Ramaphosa shocked by dilapidated Rooiwal waste treatment plant

8th June 2023 By: News24Wire

Ramaphosa shocked by dilapidated Rooiwal waste treatment plant

President Cyril Ramaphosa

President Cyril Ramaphosa appeared visibly shocked as he was told that Hammanskraal residents could have already had safer drinking water if a R295-million tender had completed its work in time. 

Ramaphosa visited Hammanskraal on Thursday, where 23 people have died due to a cholera outbreak in the area. 

Although the outbreak's source is unknown, the functioning of the Rooiwal waste treatment plant has been in the spotlight. 

The president's visit began at the Rooiwal plant in Tshwane, where he met with officials who operate the plant. 

Gauteng Premier Panayza Lesufi and Tshwane Mayor Cilliers Brink accompanied him. 

The Rooiwal plant has been pointed at as the centre of the crisis facing the Hammanskraal community, who have lived without safe drinking water for years. 

The plant, which was built in the 1970s, has been ageing for years. It is responsible for cleaning the bulk of the city's water.

A joint venture by companies with links to controversial businessman Edwin Sodi was awarded a contract worth R295-million in 2019 under questionable circumstances. 

The contract with the joint venture was terminated in 2022 after failing to perform. 

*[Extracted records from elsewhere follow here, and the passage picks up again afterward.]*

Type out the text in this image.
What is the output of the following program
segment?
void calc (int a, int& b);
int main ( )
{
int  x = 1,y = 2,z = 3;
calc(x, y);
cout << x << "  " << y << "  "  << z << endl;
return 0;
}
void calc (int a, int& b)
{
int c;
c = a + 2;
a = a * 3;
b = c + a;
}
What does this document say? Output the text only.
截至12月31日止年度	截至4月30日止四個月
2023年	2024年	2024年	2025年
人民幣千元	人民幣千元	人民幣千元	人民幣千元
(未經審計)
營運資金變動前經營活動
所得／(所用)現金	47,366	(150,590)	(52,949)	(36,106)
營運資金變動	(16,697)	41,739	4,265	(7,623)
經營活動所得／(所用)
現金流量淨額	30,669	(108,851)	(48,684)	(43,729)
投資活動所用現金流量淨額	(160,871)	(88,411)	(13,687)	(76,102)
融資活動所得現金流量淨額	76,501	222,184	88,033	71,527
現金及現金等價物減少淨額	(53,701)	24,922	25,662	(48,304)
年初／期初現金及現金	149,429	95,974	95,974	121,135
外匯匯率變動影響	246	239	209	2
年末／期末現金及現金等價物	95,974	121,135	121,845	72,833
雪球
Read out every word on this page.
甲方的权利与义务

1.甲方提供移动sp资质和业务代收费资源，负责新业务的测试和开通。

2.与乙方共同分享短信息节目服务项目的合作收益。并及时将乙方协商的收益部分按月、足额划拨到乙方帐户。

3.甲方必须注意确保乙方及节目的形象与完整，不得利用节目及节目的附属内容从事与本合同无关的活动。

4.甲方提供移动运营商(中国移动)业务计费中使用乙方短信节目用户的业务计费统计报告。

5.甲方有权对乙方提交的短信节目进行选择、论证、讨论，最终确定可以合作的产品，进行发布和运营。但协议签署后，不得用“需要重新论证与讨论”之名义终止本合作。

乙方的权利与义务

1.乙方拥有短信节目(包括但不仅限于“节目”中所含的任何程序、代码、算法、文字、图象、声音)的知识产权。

When the project came to an end, only 60% of the work was completed for phase one. 

For the next phase, the City plans to source funding through a loan. 

Ramaphosa was shown a portion of the plant with visible sewage streaming through pipes during his visit. 

This area is where sewage is cleaned and eventually processed for later consumption. 

But the bulk of the pipes in the water waste area are not functional, and instead of processing water to a light brown colour, it remains dirty and polluted.

A City official in charge of Tshwane's waste plants told Ramaphosa that most of the pipes were not functioning. 

"The problem here is the colour is supposed to be light brown, but because a lot of the defuse pipes that pool oxygen into the water, some have popped, and some have burst. They are not all working, so we have a lot of leaks," the official, who identified himself only as David, told the president."We had done some work to fix the pipework and have it all done, but the project didn't run to completion and stopped at 60% because of tender processes."